BC also rejected the notion that its procedure wasn’t already in compliance with some level of cross-examination.

“With the assistance of counsel, Doe was able to comment on the evidence and point to any inconsistencies or gaps in the evidence that he perceived,” the University wrote. “This also gave him the opportunity to propose additional questions or areas of inquiry for the investigators to pursue. That the investigators did not deem additional information material to the outcome, or did not give any additional information the weight Doe would have preferred, is not actionable.” 

At the hearing, Woodlock questioned the University’s single-investigator model, specifically with regard to credibility assessments in the absence of the real-time cross-examination of witnesses.

“What makes this case critical is that the First Circuit is going to have to decide once and for all, ‘What does, under Massachusetts State law, fundamental fairness, when adjudicating a Title IX case, mean?” Johnson said. “They won’t be able to avoid this question this time around, as they did during the first BC case.”

The First Circuit’s ruling, should it decide that single-investigator models without real-time cross-examination violate fundamental fairness, would upend college disciplinary processes in Massachusetts, Maine, New Hampshire, and Puerto Rico.

When Woodlock explained his rationale for staying Doe’s suspension, he made a point of detailing the similarity with which he viewed the due process requirements in Haidak and the fundamental fairness question before him.
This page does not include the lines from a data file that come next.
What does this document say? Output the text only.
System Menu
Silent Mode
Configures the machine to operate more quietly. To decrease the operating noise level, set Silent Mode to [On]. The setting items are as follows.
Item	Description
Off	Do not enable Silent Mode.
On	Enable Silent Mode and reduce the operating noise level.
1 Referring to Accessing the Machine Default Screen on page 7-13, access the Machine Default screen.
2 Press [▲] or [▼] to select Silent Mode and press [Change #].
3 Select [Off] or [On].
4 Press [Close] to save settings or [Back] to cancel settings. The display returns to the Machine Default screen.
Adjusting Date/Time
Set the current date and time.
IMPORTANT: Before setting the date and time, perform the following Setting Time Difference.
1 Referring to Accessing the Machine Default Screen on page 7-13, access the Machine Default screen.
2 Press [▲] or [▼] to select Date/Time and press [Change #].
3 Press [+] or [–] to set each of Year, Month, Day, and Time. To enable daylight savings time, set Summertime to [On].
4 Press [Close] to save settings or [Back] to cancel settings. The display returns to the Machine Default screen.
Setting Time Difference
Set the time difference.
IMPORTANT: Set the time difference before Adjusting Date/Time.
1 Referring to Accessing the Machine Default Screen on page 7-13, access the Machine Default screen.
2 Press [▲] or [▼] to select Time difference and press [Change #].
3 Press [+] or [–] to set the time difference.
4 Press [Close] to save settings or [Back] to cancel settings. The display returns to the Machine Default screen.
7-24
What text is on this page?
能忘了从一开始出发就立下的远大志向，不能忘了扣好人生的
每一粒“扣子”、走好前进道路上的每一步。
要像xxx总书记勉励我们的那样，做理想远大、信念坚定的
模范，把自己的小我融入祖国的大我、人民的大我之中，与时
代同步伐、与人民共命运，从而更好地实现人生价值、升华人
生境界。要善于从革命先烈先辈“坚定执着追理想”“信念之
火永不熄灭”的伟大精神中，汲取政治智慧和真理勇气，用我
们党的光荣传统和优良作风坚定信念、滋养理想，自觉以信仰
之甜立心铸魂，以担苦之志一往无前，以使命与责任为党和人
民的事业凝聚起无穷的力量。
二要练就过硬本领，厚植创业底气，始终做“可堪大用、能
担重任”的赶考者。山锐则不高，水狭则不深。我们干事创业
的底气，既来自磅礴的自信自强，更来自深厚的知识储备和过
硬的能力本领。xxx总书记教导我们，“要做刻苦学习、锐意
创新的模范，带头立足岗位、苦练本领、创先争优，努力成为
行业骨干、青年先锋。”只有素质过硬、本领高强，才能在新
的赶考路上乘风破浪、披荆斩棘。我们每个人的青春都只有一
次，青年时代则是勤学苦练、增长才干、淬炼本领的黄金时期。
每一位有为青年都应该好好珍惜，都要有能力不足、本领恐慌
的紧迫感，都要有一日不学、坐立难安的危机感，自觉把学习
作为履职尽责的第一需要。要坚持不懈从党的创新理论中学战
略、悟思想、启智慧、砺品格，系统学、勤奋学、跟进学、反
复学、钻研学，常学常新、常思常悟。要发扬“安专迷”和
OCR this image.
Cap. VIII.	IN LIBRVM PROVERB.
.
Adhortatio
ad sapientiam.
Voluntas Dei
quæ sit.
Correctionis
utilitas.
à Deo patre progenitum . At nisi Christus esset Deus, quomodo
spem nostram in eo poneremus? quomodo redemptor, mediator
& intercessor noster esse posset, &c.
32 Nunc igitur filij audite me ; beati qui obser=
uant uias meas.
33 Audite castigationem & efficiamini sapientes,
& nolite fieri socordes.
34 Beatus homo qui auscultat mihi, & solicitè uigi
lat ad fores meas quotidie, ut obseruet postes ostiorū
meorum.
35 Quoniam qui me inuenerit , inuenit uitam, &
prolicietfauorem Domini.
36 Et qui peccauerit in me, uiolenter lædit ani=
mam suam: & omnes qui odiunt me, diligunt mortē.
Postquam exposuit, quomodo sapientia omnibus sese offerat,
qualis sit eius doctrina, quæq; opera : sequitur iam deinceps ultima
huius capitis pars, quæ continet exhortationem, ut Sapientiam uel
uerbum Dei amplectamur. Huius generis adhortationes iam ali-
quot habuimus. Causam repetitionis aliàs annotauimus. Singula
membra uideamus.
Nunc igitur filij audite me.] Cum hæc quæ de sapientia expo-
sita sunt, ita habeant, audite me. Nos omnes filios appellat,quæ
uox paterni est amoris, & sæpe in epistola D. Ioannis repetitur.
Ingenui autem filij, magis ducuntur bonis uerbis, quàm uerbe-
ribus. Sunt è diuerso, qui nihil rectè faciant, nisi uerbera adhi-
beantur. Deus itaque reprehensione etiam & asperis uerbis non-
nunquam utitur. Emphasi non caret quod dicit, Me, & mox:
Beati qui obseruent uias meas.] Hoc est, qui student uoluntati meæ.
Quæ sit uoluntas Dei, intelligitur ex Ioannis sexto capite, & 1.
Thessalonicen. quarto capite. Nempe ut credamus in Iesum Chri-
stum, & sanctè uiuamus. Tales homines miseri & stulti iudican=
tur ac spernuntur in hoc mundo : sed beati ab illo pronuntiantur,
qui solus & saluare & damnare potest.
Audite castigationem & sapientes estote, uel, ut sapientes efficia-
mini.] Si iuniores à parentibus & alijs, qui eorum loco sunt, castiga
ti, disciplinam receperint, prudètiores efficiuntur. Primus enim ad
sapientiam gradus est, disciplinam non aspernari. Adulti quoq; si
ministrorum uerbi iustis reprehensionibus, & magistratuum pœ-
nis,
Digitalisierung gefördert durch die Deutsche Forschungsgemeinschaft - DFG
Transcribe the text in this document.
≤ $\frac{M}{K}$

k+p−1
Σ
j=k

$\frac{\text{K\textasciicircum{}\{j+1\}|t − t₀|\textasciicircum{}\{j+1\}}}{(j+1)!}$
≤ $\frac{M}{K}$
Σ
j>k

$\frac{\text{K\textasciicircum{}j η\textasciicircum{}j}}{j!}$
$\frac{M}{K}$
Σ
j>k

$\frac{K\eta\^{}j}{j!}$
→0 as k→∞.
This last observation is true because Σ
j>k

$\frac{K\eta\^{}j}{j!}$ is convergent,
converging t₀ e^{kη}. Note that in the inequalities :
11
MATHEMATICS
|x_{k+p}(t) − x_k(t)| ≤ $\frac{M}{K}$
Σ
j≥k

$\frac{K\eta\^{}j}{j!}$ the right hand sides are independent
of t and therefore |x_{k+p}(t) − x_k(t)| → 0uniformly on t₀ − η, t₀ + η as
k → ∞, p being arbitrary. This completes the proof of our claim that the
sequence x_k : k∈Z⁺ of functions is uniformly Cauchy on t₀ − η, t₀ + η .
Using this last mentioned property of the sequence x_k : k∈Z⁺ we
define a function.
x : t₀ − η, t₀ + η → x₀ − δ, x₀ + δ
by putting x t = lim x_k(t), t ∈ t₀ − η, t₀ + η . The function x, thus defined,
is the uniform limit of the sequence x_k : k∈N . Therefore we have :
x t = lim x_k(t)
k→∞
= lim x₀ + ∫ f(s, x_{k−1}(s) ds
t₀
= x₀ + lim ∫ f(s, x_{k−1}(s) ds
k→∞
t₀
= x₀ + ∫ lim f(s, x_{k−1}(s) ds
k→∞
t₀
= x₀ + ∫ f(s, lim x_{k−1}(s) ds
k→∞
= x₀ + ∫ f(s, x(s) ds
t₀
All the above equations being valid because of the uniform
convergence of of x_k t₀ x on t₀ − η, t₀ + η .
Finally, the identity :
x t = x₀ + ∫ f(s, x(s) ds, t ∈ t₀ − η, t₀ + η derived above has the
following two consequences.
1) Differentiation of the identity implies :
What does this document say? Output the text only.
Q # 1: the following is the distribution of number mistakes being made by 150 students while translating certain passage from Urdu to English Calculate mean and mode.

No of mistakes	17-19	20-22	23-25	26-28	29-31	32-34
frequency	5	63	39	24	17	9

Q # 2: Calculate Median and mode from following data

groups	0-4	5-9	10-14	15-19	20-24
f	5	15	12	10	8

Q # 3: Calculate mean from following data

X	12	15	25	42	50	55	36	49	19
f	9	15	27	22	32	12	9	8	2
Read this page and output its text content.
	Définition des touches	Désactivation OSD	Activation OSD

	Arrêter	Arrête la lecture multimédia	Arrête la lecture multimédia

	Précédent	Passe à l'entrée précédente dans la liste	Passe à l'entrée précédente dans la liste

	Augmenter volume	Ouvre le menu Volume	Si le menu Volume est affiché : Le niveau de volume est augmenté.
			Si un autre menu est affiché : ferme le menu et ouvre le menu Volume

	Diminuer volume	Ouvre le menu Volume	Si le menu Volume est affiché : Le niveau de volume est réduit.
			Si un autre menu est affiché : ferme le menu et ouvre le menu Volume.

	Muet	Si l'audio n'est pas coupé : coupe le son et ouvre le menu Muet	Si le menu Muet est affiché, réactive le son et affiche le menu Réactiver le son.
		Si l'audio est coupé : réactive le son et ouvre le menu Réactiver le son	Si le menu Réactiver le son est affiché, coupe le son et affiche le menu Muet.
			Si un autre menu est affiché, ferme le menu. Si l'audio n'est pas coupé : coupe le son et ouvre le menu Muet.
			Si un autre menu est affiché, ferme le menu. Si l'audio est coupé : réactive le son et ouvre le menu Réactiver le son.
He called BC’s lack of real-time cross-examination, or a robust substitute, a “fundamental deficiency” in the wake of the Haidak ruling.

“For present purposes, the considerations of due process that I have in mind are equally applicable in this context, to the private institution that is BC,” Woodlock said.

After staying Doe’s suspension, Woodlock also ordered there to be a new disciplinary process with both new investigators and the inclusion of real-time cross-examination.

Elsewhere in the country, single-investigator models like BC’s have fared much worse under the due process standard. The Sixth Circuit, which encompasses Kentucky, Michigan, Ohio, and Tennessee, ruled in Doe v. Baum the University of Michigan’s single-investigator model violated due process in every case, as it lacked the opportunity for the parties to question each other directly.

U.S. Secretary of Education Betsy DeVos revoked the Dear Colleague letter in September 2017 under the basis that it “ignored notice and comment requirements, created a system that lacked basic elements of due process and failed to ensure fundamental fairness,” according to a Department of Education press release

A study by the Foundation for Individual Rights in Education (FIRE) conducted in 2017 found that college students were regularly denied the basic elements of a fair hearing. From the time the Dear Colleague Letter was issued to the time it was revoked, students filed more than 180 lawsuits against colleges for allegedly carrying out unfair disciplinary processes, according to FIRE.

Under DeVos’ new Title IX proposal, colleges and universities would be required to hold live hearings with cross-examinations conducted by the parties’ advisers, although the complainant and respondent would not be allowed to engage in personal confrontation. Schools would also be prohibited from using a “single investigator” or “investigator-only” model, as BC currently does. These rules are not currently in effect.